I don't think we can prove that it isn't relied on, especially when ORG explicitly allows putting things "outside bounds", so I'd rather maintain compatibility.

Well, we don't need to prove it if we make it an error: We'll know if the diag fires. So if we make this an error first and then build lots of files with it, we'll learn if we run into it. At that point we'll know we need to make it compatible, but maybe we won't have to. Doesn't it seem better to default to less surprising behavior and only put in the compat warts once there's evidence that we need them?

thakis requested changes to this revision.Dec 15 2020, 7:52 AM

(marking "request changes" just so it disappears form my dashboard and can reappear once you've answered -- doesn't necessarily need changes)

This revision now requires changes to proceed.Dec 15 2020, 7:52 AM
epastor updated this revision to Diff 331307.Mar 17 2021, 10:27 AM

Emit an error on negative ORG offsets, per feedback.

We can switch this to a warning if we find that real MASM code relies on the 32-bit wraparound found in ml.exe.

epastor updated this revision to Diff 331310.Mar 17 2021, 10:29 AM

Restore the explicit cast to make it easier to switch to a Warning later

epastor edited the summary of this revision. (Show Details)Mar 17 2021, 10:31 AM
thakis accepted this revision.Apr 16 2021, 8:00 AM
thakis added inline comments.
llvm/lib/MC/MCParser/MasmParser.cpp
3673–3677

we do this in a bunch of places -- maybe Struct should have a updateSizeForField()?

Many of these "add a field" functions look a bit repetitive -- not sure if that's the best way to cut back on that, or if there's a bigger win to be had.

4540

can you add a comment here saying what an empty field name means? ("fields in nameless struct get added to containing struct")

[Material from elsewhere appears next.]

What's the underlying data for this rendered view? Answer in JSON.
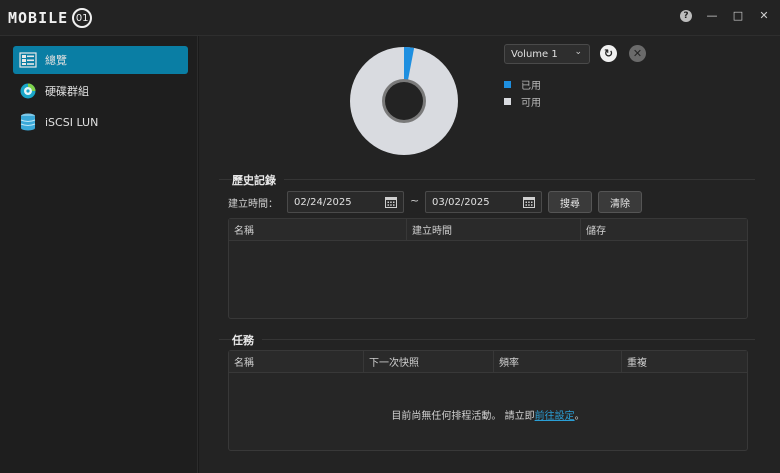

This revision is now accepted and ready to land.Apr 16 2021, 8:00 AM

Does it wrap around 32-bit in 64-bit output too?

Oddly enough: yes.

Is this relied on? Or could we error out on negative values instead?

I don't think we can prove that it isn't relied on, especially when ORG explicitly allows putting things "outside bounds", so I'd rather maintain compatibility.

Well, we don't need to prove it if we make it an error: We'll know if the diag fires. So if we make this an error first and then build lots of files with it, we'll learn if we run into it. At that point we'll know we need to make it compatible, but maybe we won't have to. Doesn't it seem better to default to less surprising behavior and only put in the compat warts once there's evidence that we need them?

I'm not convinced on the philosophical grounds... but I went poking around GitHub for evidence, and couldn't find any uses of ORG inside a STRUCT with a negative offset. So - made into an error!

While I was working on the comments above, I discovered a problem - after improving the tests and fixing various errors, the way we were dealing with determining field offsets caused a failure on the second field after an ORG offset change. I've been working on and off to adjust the code to handle this; it requires a nontrivial rework, as Structure has to track both its Size and the offset of the next field. I'll upload that revision shortly, and I'm afraid it will require a re-review. Sorry, thakis - and I'll try to find someone else if more appropriate.

epastor updated this revision to Diff 351055.Jun 9 2021, 9:19 PM

Fix handling of the second (and later) field after an ORG directive

This required a nontrivial rework of how we handle offset tracking - but I think it simplifies the code significantly.

epastor requested review of this revision.Jun 9 2021, 9:20 PM
epastor marked an inline comment as done.
epastor added inline comments.
llvm/lib/MC/MCParser/MasmParser.cpp
3673–3677

We should definitely do a rework of this. I'll see what I can do in a followup commit.

thakis added inline comments.Jun 23 2021, 1:30 PM
llvm/lib/MC/MCParser/MasmParser.cpp
4663

This is never set anywhere in this function. Remove, and just return false at the end? And I guess the comment in the line above is wrong?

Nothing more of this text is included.